Deliveries are a headache for grocers — refrigerated trucks, tight windows for those perishable foods and driver wages. Those costs quickly add up for retailers.
“Maybe seven bucks a delivery,” said Sucharita Kodali, a retail analyst at Forrester. It’s just not a service that makes much sense. “Grocery, in the best of circumstances, is a very low-margin business, and then when you add delivery on top of it, it’s just unprofitable,” she said.
Whether parking, packaging or delivery, people don’t like to pay for things that are not actual products. That’s why many retailers often only reveal fees when it comes to checkout time, said Ayelet Fishbach, professor at the University of Chicago Booth School of Business.
“At that point, you’re probably too tired to pay attention to this cost. You’re already too invested in getting these groceries, and so you are likely to buy,” Fishbach said.
And in this economy, fees can feel inevitable, said Diana Smith at Mintel.

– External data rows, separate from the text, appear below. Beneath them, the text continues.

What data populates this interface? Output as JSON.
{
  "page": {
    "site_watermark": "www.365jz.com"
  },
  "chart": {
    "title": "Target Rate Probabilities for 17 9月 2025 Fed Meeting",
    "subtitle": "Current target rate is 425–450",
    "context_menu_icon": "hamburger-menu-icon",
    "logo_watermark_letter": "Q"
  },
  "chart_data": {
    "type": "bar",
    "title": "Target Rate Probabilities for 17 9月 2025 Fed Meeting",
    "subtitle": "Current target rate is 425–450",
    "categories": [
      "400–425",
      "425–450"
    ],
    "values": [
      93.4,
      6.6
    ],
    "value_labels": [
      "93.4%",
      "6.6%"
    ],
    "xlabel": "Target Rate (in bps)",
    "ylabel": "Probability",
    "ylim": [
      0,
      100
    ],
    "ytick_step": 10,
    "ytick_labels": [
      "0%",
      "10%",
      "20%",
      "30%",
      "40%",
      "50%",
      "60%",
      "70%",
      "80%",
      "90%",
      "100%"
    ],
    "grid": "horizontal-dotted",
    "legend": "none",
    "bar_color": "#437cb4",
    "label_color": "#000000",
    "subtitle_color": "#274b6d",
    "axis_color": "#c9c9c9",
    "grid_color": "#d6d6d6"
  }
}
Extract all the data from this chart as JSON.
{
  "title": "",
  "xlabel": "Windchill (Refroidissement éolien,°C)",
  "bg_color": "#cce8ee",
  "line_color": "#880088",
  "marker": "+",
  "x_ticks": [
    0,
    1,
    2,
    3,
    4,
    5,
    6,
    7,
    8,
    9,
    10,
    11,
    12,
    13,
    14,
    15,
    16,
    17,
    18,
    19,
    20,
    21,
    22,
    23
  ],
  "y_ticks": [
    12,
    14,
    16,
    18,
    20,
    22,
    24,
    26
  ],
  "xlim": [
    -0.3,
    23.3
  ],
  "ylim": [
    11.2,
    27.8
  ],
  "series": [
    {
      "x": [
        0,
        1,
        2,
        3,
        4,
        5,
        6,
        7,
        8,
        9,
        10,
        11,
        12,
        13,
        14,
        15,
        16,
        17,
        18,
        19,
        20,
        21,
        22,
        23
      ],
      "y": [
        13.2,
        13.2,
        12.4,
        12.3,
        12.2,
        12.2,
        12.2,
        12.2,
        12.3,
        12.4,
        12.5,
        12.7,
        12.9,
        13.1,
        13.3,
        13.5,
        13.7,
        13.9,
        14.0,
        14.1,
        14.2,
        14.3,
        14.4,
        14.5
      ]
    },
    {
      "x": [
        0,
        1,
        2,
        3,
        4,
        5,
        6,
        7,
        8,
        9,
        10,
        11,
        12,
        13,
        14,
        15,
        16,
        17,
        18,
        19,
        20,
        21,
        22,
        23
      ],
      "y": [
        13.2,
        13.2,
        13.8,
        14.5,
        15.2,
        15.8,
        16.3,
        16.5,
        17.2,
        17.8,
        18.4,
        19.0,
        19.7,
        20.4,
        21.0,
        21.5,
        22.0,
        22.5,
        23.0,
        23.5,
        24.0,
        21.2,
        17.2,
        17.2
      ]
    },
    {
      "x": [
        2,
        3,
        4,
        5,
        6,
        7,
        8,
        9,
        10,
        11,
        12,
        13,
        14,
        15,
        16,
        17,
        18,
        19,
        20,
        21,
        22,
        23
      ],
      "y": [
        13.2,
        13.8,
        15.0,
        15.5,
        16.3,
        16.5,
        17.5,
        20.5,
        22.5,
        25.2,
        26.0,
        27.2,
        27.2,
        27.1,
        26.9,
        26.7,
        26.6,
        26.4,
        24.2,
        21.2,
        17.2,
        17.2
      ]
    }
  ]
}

“Given where inflation rates are right now and the increasing prices that retailers are having to absorb, they are unfortunately having to pass along some costs to consumers. And it is risky,” she said.
Risky because some customers will reject those costs — like Henry Corelle, who used to get Whole Foods deliveries two or three times a month in Chicago. Last winter, he’d sometimes get deliveries more often when it was freezing for weeks.
“The ability to not leave the house was spectacular,” he said.
But Corelle’s not happy with the fee.
“It feels ticky tacky on top of already paying that Amazon Prime annual membership,” he said.
Corelle shops at Target now. But he said he might be less grumpy about the Whole Foods fee when snow falls again.